None of that was possible until it happened. And I can’t tell you how any of it happened. I just don’t know. I don’t know how it has happened in my life. I don’t know how it has happened in your life. I have no explanation. But that doesn’t mean it cannot or did not happen. We know better. We are “witnesses to these things” (Luke 24:48). 

Unexplainable and impossible are not the same thing. That’s the paradox. “The impossible becomes possible without becoming understandable” (Richard Kearney and Jens Zimmerman, eds, Reimagining the Sacred, p. 184). And when it does doors are flung open and a whole new field of possibilities lies before us. That’s what has brought me to this moment. A door of impossibility opened nearly twenty-five years ago. And here I stand before you. Never in my wildest dreams could I have imagined that back then.

So what about you? What are the doors of impossibility for you today? What possibilities have you locked out of your life?

We all have our locked doors of impossibility. I wonder what is being unlocked and opened for you and me today.

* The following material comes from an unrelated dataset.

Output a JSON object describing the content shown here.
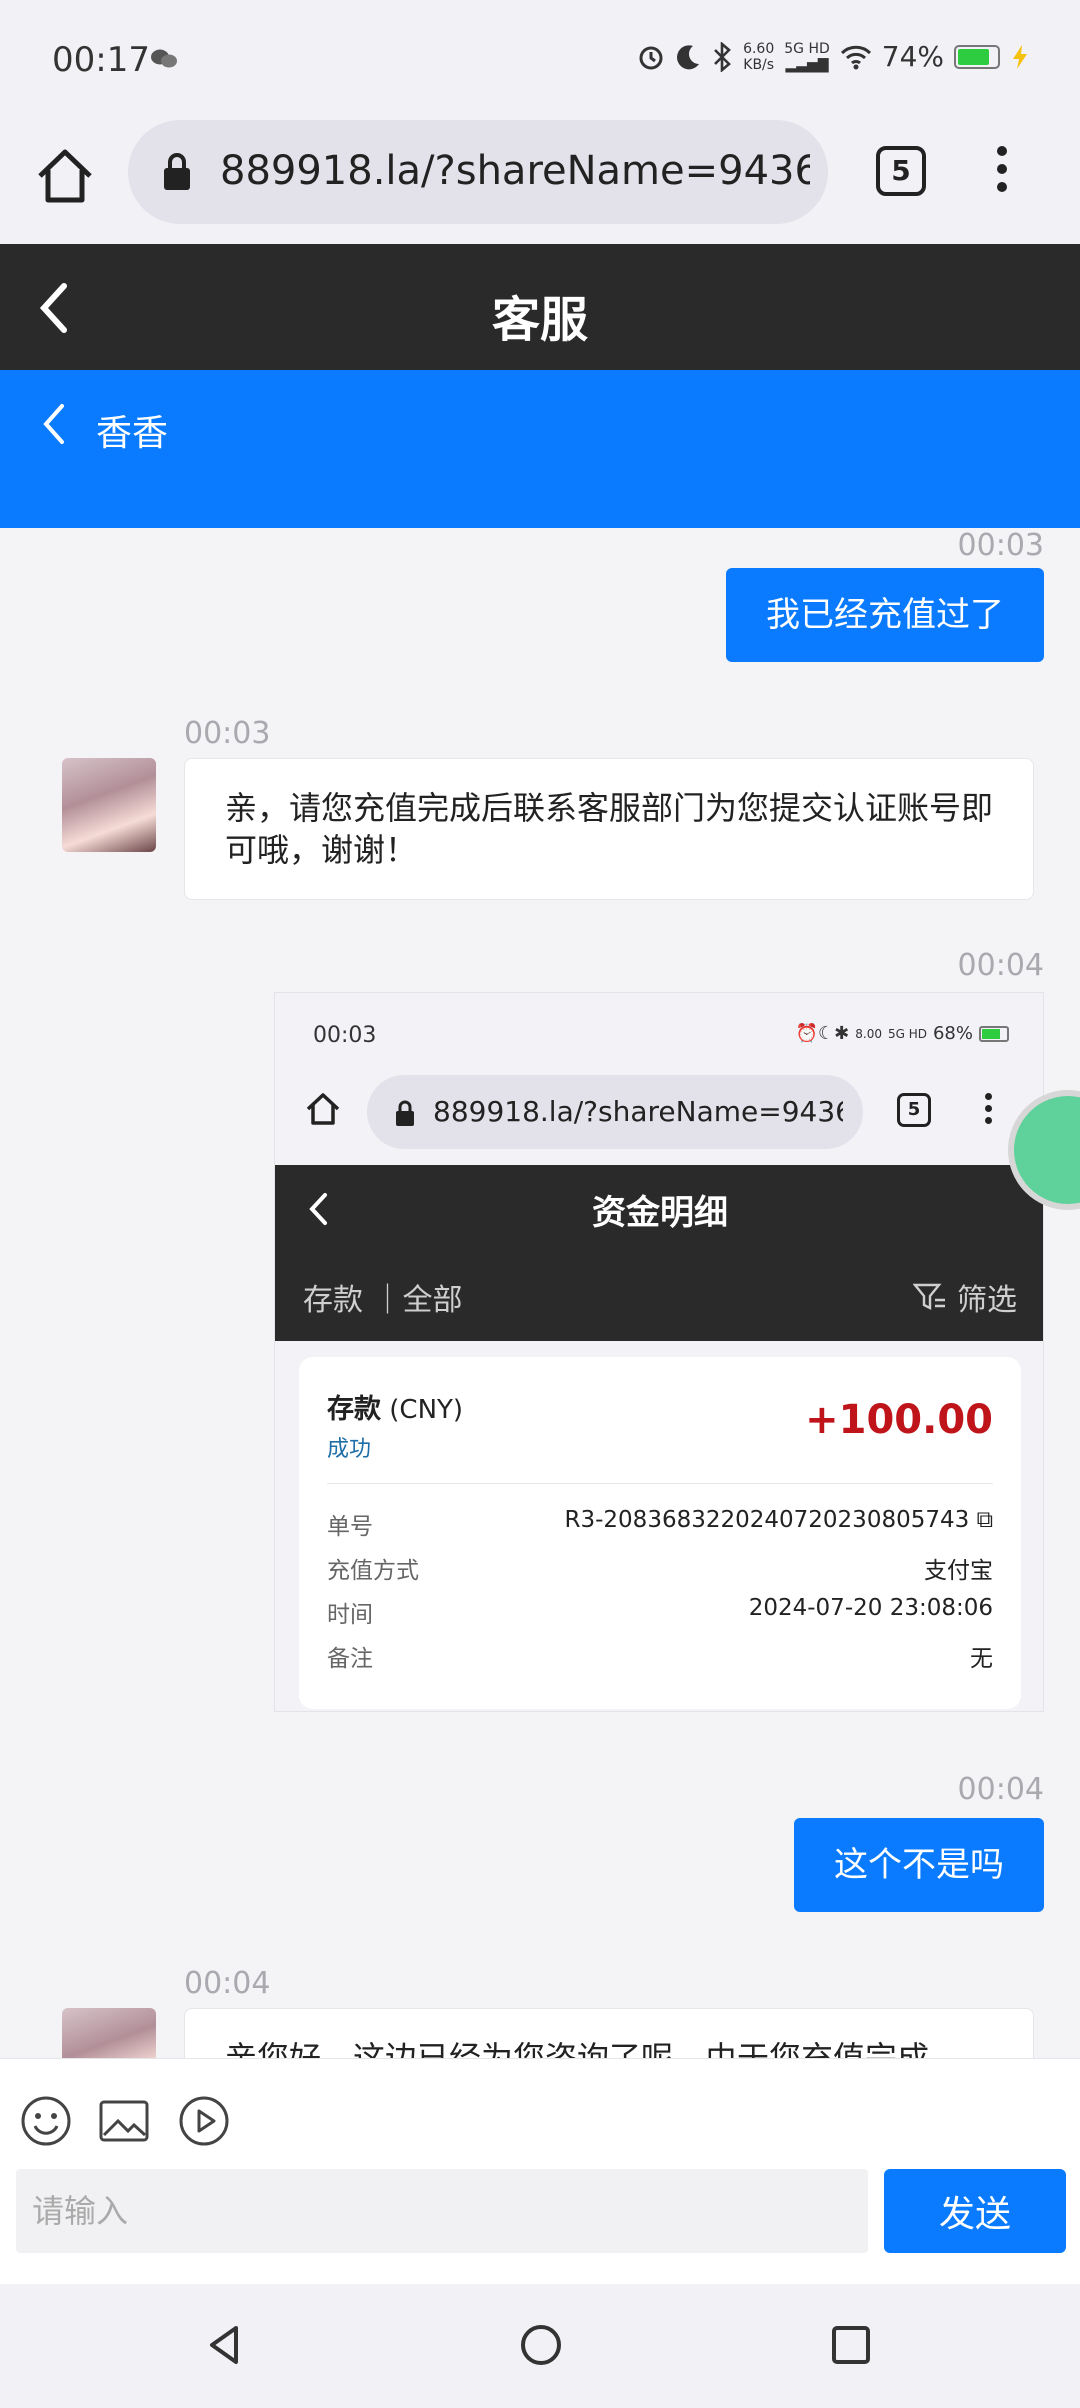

We’ll never know unless we consider the impossible possible. So what if, instead of starting with what we consider possible, reasonable, realizable, we began with the impossible. Let’s not get trapped by what we think is possible. Let’s go to the place of impossibility in our life. That is where Jesus is showing up. That’s where He is breathing peace. That is where doors are being opened. That is where new life is beginning. And that’s where I want to be, don’t you?

What if the impossible isn’t really impossible? What if what we see as impossible is really just us catching up to Jesus?

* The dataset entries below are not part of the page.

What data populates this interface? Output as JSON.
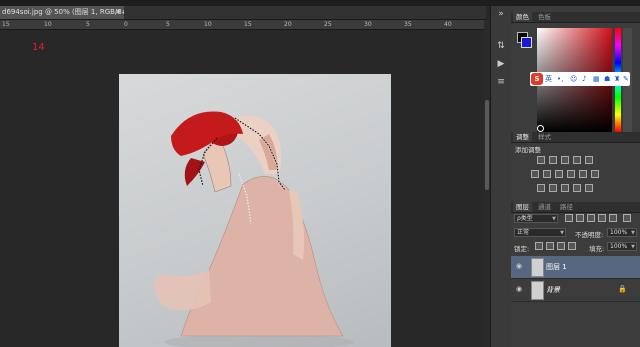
{
  "document": {
    "tab_title": "d694soi.jpg @ 50% (图层 1, RGB/8#) *",
    "close_symbol": "✕",
    "ruler_marks": [
      "15",
      "10",
      "5",
      "0",
      "5",
      "10",
      "15",
      "20",
      "25",
      "30",
      "35",
      "40"
    ],
    "annotation": "14"
  },
  "panels": {
    "color": {
      "tab_active": "颜色",
      "tab_inactive": "色板",
      "foreground": "#050505",
      "background": "#1a18d8"
    },
    "adjustments": {
      "tab_active": "调整",
      "tab_inactive": "样式",
      "title": "添加调整"
    },
    "layers": {
      "tabs": [
        "图层",
        "通道",
        "路径"
      ],
      "filter_kind": "ρ类型",
      "blend_mode": "正常",
      "opacity_label": "不透明度:",
      "opacity_value": "100%",
      "lock_label": "锁定:",
      "fill_label": "填充:",
      "fill_value": "100%",
      "items": [
        {
          "name": "图层 1",
          "selected": true
        },
        {
          "name": "背景",
          "locked": true
        }
      ]
    }
  },
  "ime_toolbar": {
    "brand": "S",
    "mode": "英",
    "icons": [
      "punctuation-icon",
      "emoji-icon",
      "mic-icon",
      "keyboard-icon",
      "user-icon",
      "shirt-icon",
      "wrench-icon"
    ]
  },
  "tool_icons": [
    "expand-icon",
    "history-icon",
    "actions-icon",
    "settings-icon"
  ]
}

Closing Hymn: #261 Lord of the Dance

  1. I danced in the morning when the world was begun,

And I danced in the moon and the stars and the sun,

And I came down from heaven and I danced on the earth. At Bethlehem I had My birth.

Refrain:  Dance, then, wherever you may be; I am the Lord of the Dance, said He.

And I’ll lead you all wherever you may be, and I’ll lead you all in the dance, said He.

  1. I danced for the scribe and the Pharisee,

but they would not dance and they would not follow Me;

I danced for the fishermen, for James and John;

they came to Me and the dance went on.

  1. I danced on the Sabbath when I cured the lame,

the holy people said it was a shame;

They whipped and they stripped and they hung Me high;

and they left Me there on a cross to die.

  1. I danced on a Friday and the sky turned black;

it’s hard to dance with the devil on your back;

They buried My body and they thought I’d gone,

but I am the dance and I still go on.

  1. They cut Me down and I leapt up high, I am the life that’ll never, never die;

I’ll live in you if you’ll live in Me; I am the Lord of the Dance, said He.

The blessing:  May the Lord bless you and keep you and make His face shine upon you this week.